Abstract

Recent artificial intelligence (AI) advances can generate human-like responses to a wide range of queries, making them a useful tool for healthcare applications. Therefore, the potential use of large language models (LLMs) in controlled environments regarding efficacy, reproducibility, and operability will be of paramount interest. We investigated if and how GPT 3.5 and GPT 4 models can be directly used as a part of a GxP validated system and compared the performance of externally hosted GPT 3.5 and GPT 4 against LLMs, which can be hosted internally.
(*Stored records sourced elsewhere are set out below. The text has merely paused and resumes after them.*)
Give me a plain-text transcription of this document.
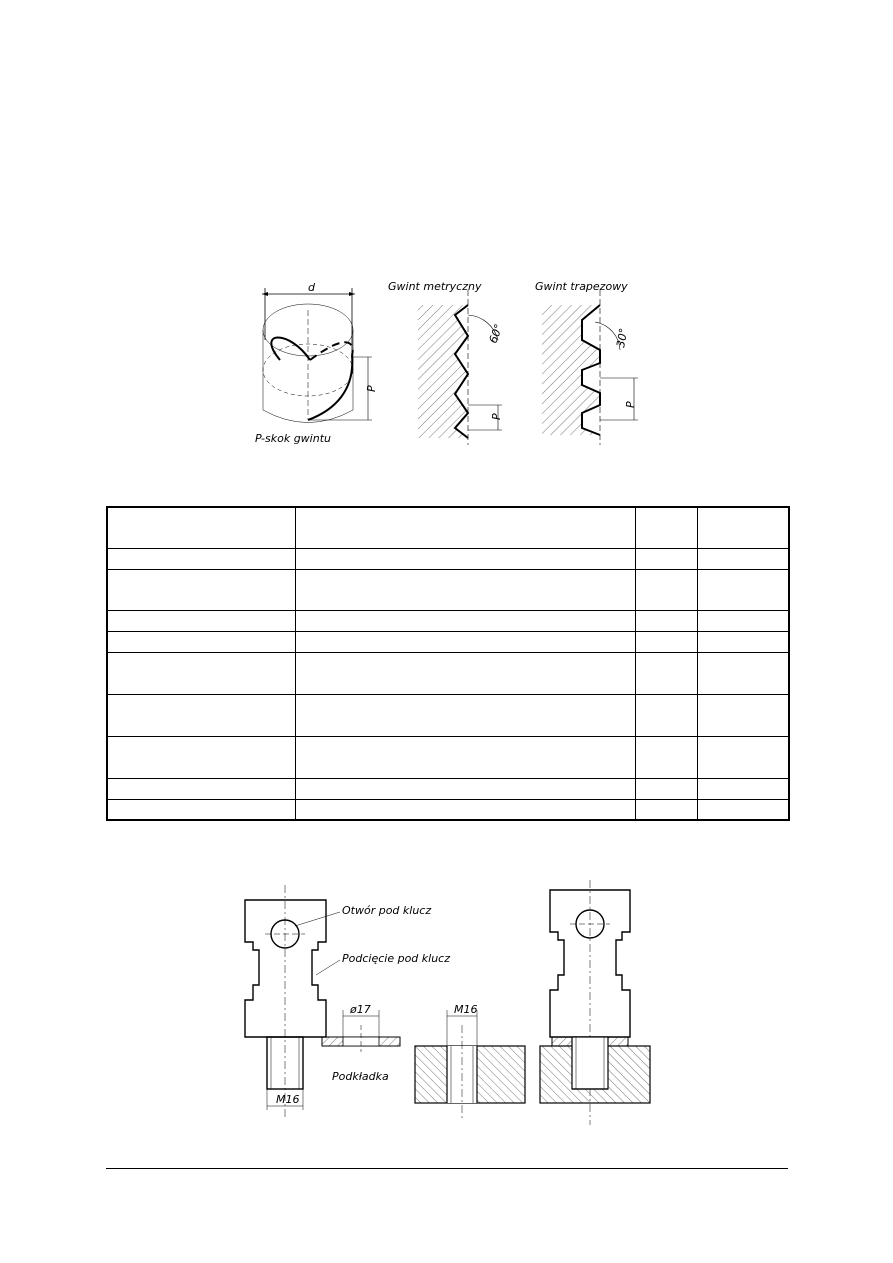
d
P
P-skok gwintu
Gwint metryczny
60°
P
Gwint trapezowy
30°
P

M16
Otwór pod klucz
Podcięcie pod klucz
ø17
Podkładka
M16
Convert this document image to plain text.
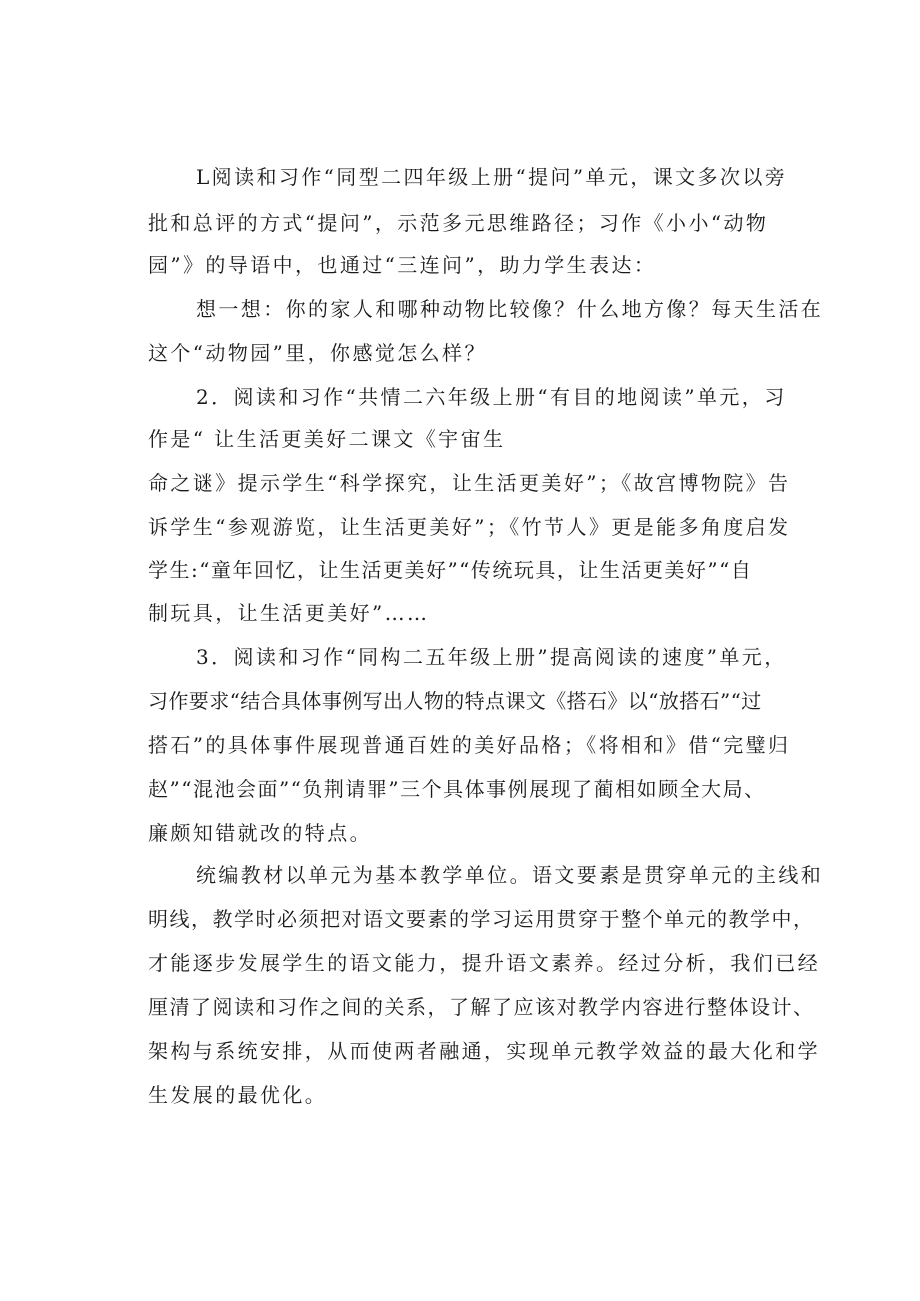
L阅读和习作“同型二四年级上册“提问”单元，课文多次以旁

批和总评的方式“提问”，示范多元思维路径；习作《小小“动物

园”》的导语中，也通过“三连问”，助力学生表达：

想一想：你的家人和哪种动物比较像？什么地方像？每天生活在

这个“动物园”里，你感觉怎么样？

2．阅读和习作“共情二六年级上册“有目的地阅读”单元，习

作是“ 让生活更美好二课文《宇宙生

命之谜》提示学生“科学探究，让生活更美好”；《故宫博物院》告

诉学生“参观游览，让生活更美好”；《竹节人》更是能多角度启发

学生:“童年回忆，让生活更美好”“传统玩具，让生活更美好”“自

制玩具，让生活更美好”……

3．阅读和习作“同构二五年级上册”提高阅读的速度”单元，

习作要求“结合具体事例写出人物的特点课文《搭石》以“放搭石”“过

搭石”的具体事件展现普通百姓的美好品格；《将相和》借“完璧归

赵”“混池会面”“负荆请罪”三个具体事例展现了蔺相如顾全大局、

廉颇知错就改的特点。

统编教材以单元为基本教学单位。语文要素是贯穿单元的主线和

明线，教学时必须把对语文要素的学习运用贯穿于整个单元的教学中，

才能逐步发展学生的语文能力，提升语文素养。经过分析，我们已经

厘清了阅读和习作之间的关系，了解了应该对教学内容进行整体设计、

架构与系统安排，从而使两者融通，实现单元教学效益的最大化和学

生发展的最优化。
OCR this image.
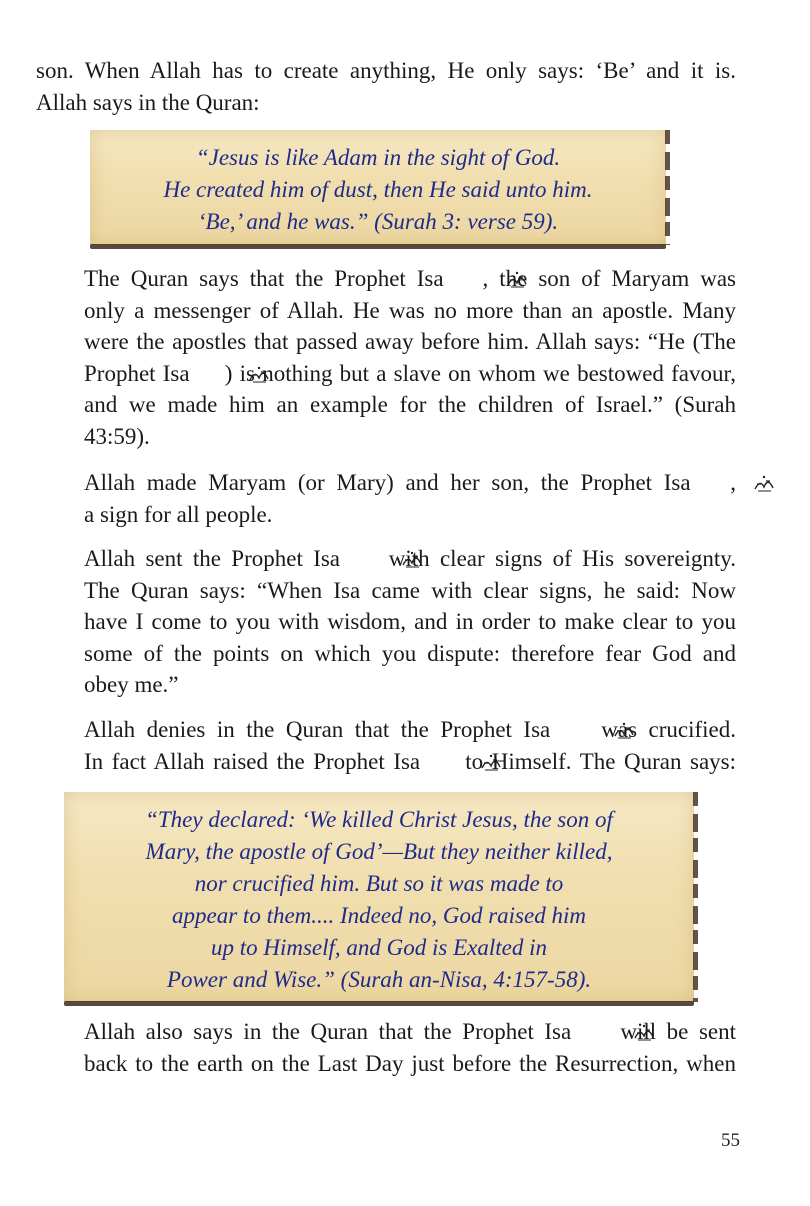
son. When Allah has to create anything, He only says: ‘Be’ and it is.
Allah says in the Quran:

“Jesus is like Adam in the sight of God.
He created him of dust, then He said unto him.
‘Be,’ and he was.” (Surah 3: verse 59).

The Quran says that the Prophet Isa , the son of Maryam was
only a messenger of Allah. He was no more than an apostle. Many
were the apostles that passed away before him. Allah says: “He (The
Prophet Isa ) is nothing but a slave on whom we bestowed favour,
and we made him an example for the children of Israel.” (Surah
43:59).

Allah made Maryam (or Mary) and her son, the Prophet Isa ,
a sign for all people.

Allah sent the Prophet Isa with clear signs of His sovereignty.
The Quran says: “When Isa came with clear signs, he said: Now
have I come to you with wisdom, and in order to make clear to you
some of the points on which you dispute: therefore fear God and
obey me.”

Allah denies in the Quran that the Prophet Isa was crucified.
In fact Allah raised the Prophet Isa to Himself. The Quran says:

“They declared: ‘We killed Christ Jesus, the son of
Mary, the apostle of God’—But they neither killed,
nor crucified him. But so it was made to
appear to them.... Indeed no, God raised him
up to Himself, and God is Exalted in
Power and Wise.” (Surah an-Nisa, 4:157-58).

Allah also says in the Quran that the Prophet Isa will be sent
back to the earth on the Last Day just before the Resurrection, when

55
We explored zero-shot LLM performance for named entity recognition (NER) and relation extraction tasks, investigated which LLM has the best zero-shot performance to be used potentially for generating training data proposals, evaluated the LLM performance of seven entities for medical NER in zero-shot experiments, selected one model for further performance improvement (few-shot and fine-tuning: Zephyr-7b-beta), and investigated how smaller open-source LLMs perform in contrast to GPT models and to a small fine-tuned T5 Base. We performed reproducibility experiments to evaluate if LLMs can be used in controlled environments and utilized guided generation to use the same prompt across multiple models. Few-shot learning and quantized low rank adapter (QLoRA) fine-tuning were applied to further improve LLM performance. We demonstrated that zero-shot GPT 4 performance is comparable with a fine-tuned T5, and Zephyr performed better than zero-shot GPT 3.5, but the recognition of product combinations such as product event combination was significantly better by using a fine-tuned T5. Although Open AI launched recently GPT versions to improve the generation of consistent output, both GPT variants failed to demonstrate reproducible results. The lack of reproducibility together with limitations of external hosted systems to keep validated systems in a state of control may affect the use of closed and proprietary models in regulated environments. However, due to the good NER performance, we recommend using GPT for creating annotation proposals for training data as a basis for fine-tuning.